Considering the preferential accumulation of CML in the kidneys under a CML-enriched diet and studies linking dietary AGEs and kidney damage, we hypothesized that kidneys are target organs for accelerated aging induced by AGE/RAGE interactions. In order to study this question, histologic markers of renal aging were analyzed in 2-month-old male wild-type (WT) and RAGE knockout mice fed a control or a CML-enriched diet over 18 months.
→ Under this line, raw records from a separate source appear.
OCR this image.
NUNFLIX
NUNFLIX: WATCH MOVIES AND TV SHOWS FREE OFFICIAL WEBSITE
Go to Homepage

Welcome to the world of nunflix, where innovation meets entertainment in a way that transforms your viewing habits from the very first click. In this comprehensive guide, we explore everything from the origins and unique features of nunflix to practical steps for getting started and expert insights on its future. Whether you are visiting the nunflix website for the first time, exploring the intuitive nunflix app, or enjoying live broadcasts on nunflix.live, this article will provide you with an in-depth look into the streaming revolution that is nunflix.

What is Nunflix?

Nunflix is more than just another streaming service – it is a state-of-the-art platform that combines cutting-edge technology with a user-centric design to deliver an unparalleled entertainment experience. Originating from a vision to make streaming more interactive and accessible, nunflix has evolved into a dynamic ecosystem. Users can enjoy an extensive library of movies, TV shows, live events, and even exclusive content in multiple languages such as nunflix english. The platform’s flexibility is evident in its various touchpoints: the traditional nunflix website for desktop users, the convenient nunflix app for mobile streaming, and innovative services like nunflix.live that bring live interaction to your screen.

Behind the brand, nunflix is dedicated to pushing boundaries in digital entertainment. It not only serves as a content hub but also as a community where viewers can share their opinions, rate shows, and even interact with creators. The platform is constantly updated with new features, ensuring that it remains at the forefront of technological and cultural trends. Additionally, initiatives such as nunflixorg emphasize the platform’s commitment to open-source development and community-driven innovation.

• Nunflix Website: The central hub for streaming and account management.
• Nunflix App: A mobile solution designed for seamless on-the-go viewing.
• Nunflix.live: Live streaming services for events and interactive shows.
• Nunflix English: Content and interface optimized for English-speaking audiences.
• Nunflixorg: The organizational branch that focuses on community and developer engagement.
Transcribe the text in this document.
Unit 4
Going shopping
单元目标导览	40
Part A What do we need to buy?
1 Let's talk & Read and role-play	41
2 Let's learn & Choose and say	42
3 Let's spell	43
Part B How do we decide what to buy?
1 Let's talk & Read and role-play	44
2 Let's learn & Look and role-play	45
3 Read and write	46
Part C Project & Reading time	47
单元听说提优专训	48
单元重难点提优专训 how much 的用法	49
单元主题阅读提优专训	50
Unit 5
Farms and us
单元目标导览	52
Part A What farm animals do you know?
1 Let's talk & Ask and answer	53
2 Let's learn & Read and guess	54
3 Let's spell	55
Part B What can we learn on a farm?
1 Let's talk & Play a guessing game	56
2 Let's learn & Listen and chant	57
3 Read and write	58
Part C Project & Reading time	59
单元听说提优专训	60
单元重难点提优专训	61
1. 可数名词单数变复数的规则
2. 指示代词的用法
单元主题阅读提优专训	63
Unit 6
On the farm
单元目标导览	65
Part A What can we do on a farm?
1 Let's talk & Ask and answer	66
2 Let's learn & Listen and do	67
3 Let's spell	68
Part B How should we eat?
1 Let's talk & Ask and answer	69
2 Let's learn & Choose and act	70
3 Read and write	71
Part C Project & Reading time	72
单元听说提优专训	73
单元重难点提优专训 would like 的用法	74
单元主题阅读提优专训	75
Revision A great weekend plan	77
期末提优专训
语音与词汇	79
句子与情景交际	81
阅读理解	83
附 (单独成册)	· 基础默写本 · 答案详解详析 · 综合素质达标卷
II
Compared to controls, we observed higher CML levels in the kidneys of both CML WT and CML RAGE knockout mice, with a predominantly tubular localization. The CML-rich diet had no significant impact on the studied renal parameters, whereby only a trend to worsening glomerular sclerosis was detected. Irrespective of diet, RAGE knockout mice were significantly protected against nephrosclerosis lesions and renal senile apolipoprotein A-II (ApoA-II) amyloidosis. Compared with old WT mice, old RAGE knockout mice exhibited lower expression of inflammation markers and activation of AKT, and greater expression of Sod2 and SIRT1. Overall, nephrosclerosis lesions and senile amyloidosis were significantly reduced in RAGE knockout mice, indicating a protective effect of RAGE deletion with respect to renal aging. This could be due to reduced inflammation and oxidative stress in RAGE-/- mice, suggesting RAGE is an important receptor in so-called inflammaging.